Era 11 de outubro, J. me escreveu em seu último caderno em letras grandes na sua costumeira mistura de português, galego e espanhol quando se dirigia a mim:

—Hoje estou fazendo 63 anos e 11 meses. 

Li, concordei com a cabeça, pensando comigo se ele contava como uma conquista ou já fazia uma contagem regressiva. Nunca vou saber, não me cabia perguntar. As duas opções já me pareciam absolutamente sem sentido.

Hoje é 11 de novembro e já se vão vinte dias de sua partida, quando completaria 64 anos, mas  mantinha a cabeça de um jovem audaz, aventureiro, inteligente, curioso e louco pela vida se essa impiedosa enfermidade não o tivesse pego de jeito e colocado nossas vidas no meio de um turbilhão.

Por mais que eu tente, não sou capaz de conceber o que passa na cabeça de uma pessoa que conviveu com tanto sofrimento físico vendo a transformação de seu corpo vigoroso e saudável em uma frágil vida. Aceitação, renúncia, entrega, rendição? Afinal a dor e os padecimentos têm poder, fazem o corpo desmoronar e a mente implora por piedade, clemência, capitulação.

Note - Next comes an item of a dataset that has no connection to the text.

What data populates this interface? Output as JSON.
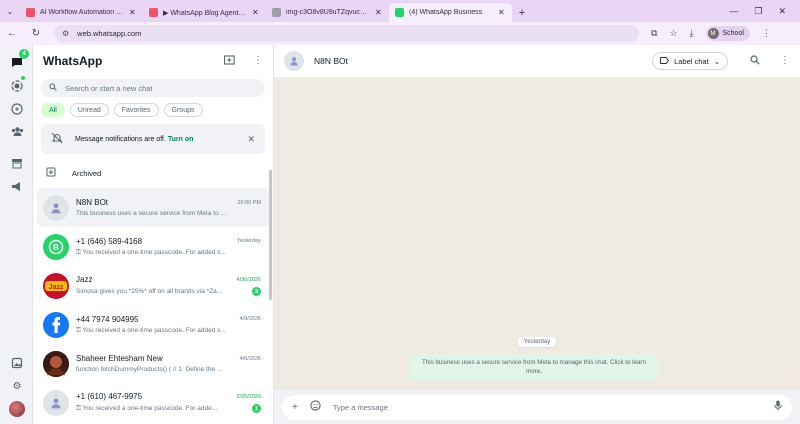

Muito se lê que o câncer há que ser combatido com ânimo e pensamento positivo, que é uma luta que enobrece o doente. Exigir isso de quem passa por duros tratamentos me parece desumano, porque por mais que se tenha esperanças na cura, às vezes é uma luta inglória e a pessoa não é capaz de reagir. Romantizar a dor e o sofrimento alheios é demasiado cruel.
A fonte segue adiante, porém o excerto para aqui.